Warum setzt sich ausgerechnet Ihr Magazin KALK&KEGEL so für den Guide Michelin ein?

Als Gastronomie-Fachmagazin sehen wir uns den Menschen aus der Branche verpflichtet. Als zu Beginn des Jahres der „Guide Michelin Main Cities of Europe“ wieder seine Sterne für Wien und die Stadt Salzburg vergeben hatte, haben wir die Story gebracht, wie viele Sterne in Österreich eben nicht vergeben wurden. Das löste ein riesiges Echo bei unseren Leserinnen und Lesern aus. Da haben wir mit der Petition reagiert. Im Minutentakt sind die Unterstützungserklärungen eingegangen. Nach wenigen Tagen hatten wir rund 20.000 Menschen aus vielen tausend Betrieben auf unserer Seite. Mit dieser Kraft öffneten sich die Türen zu den politischen Akteuren, die wir dann vom lohnenden Investment für den Guide Michelin zu überzeugen versuchten. Natürlich gab es auch in den Jahren davor schon Anstrengungen in diese Richtung von anderen Akteuren. Die erste Petition startete übrigens ich selbst bereits im Jahr 2010. Wir haben also ein Feld betreten, das von vielen Profis schon gut bearbeitet war.

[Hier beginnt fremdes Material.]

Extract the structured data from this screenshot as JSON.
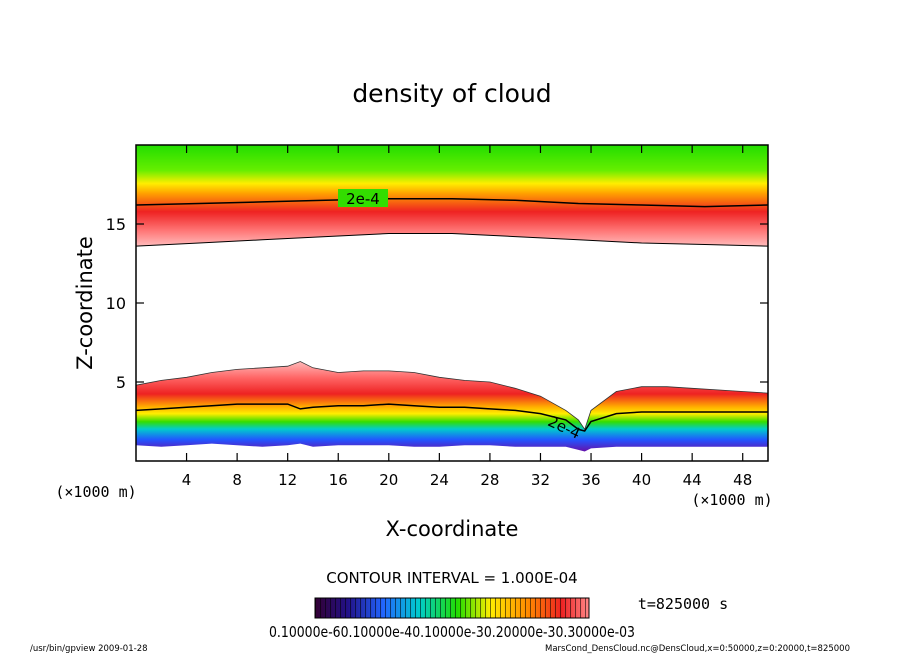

In Österreich geht das Gerücht um, Sie würden Chefredakteur des Guide Michelin Österreich werden – und wären deshalb so dahinter. Was ist da dran?

Gar nichts. Wenn mein Name mit so einer glanzvollen Marke wie dem Michelin in Verbindung gebracht wird, dann ist das natürlich eine Ehre. Tatsächlich gibt es aber keinen Kontakt zum Guide Michelin. Wir hatten den Michelin im Zuge der Petition einmal kontaktiert. Da wurde uns aber unmissverständlich kommuniziert, dass man sich da in keiner Weise einbringen will, was natürlich ein sehr seriöses Vorgehen ist.

Und was würde der Guide Michelin nun für Österreich bringen?

Eine internationale Aufmerksamkeit für die Kulinarik im Land. Unsere Redaktion hat hochgerechnet, was an Sternen möglich sein könnte. Und da dürften wir im Verhältnis zu unserer Größe auf Anhieb zu den besten Ländern der Welt zählen. Das Geld, das Österreich dafür investiert, kommt um ein Vielfaches zurück – das belegen Hochrechnungen aus anderen Ländern. Eine bessere Investition kann es für den Tourismus nicht geben. Am Ende profitieren davon alle – die Hotellerie, die Wirtshäuser und natürlich auch ganz andere Branchen. Es geht hier um ein kaufkräftiges internationales Publikum, das auf dieser Ebene nur der Guide Michelin international ansprechen kann. Die Leute lassen ihr Geld ja dann nicht nur in den Sterne-Restaurants liegen.

Für wann erwarten Sie die erste Ausgabe?

Die offiziellen Verhandlungen mit dem Guide Michelin laufen ja bereits. Wir sind da aber nicht mit dabei am Verhandlungstisch. Und jene, die verhandeln, sind der Verschwiegenheit verpflichtet. Somit kann ich nur spekulieren. Ich hoffe auf Ende 2024. Und ich bin wirklich überzeugt, dass alle profitieren werden. Sogar die sogenannte Konkurrenz.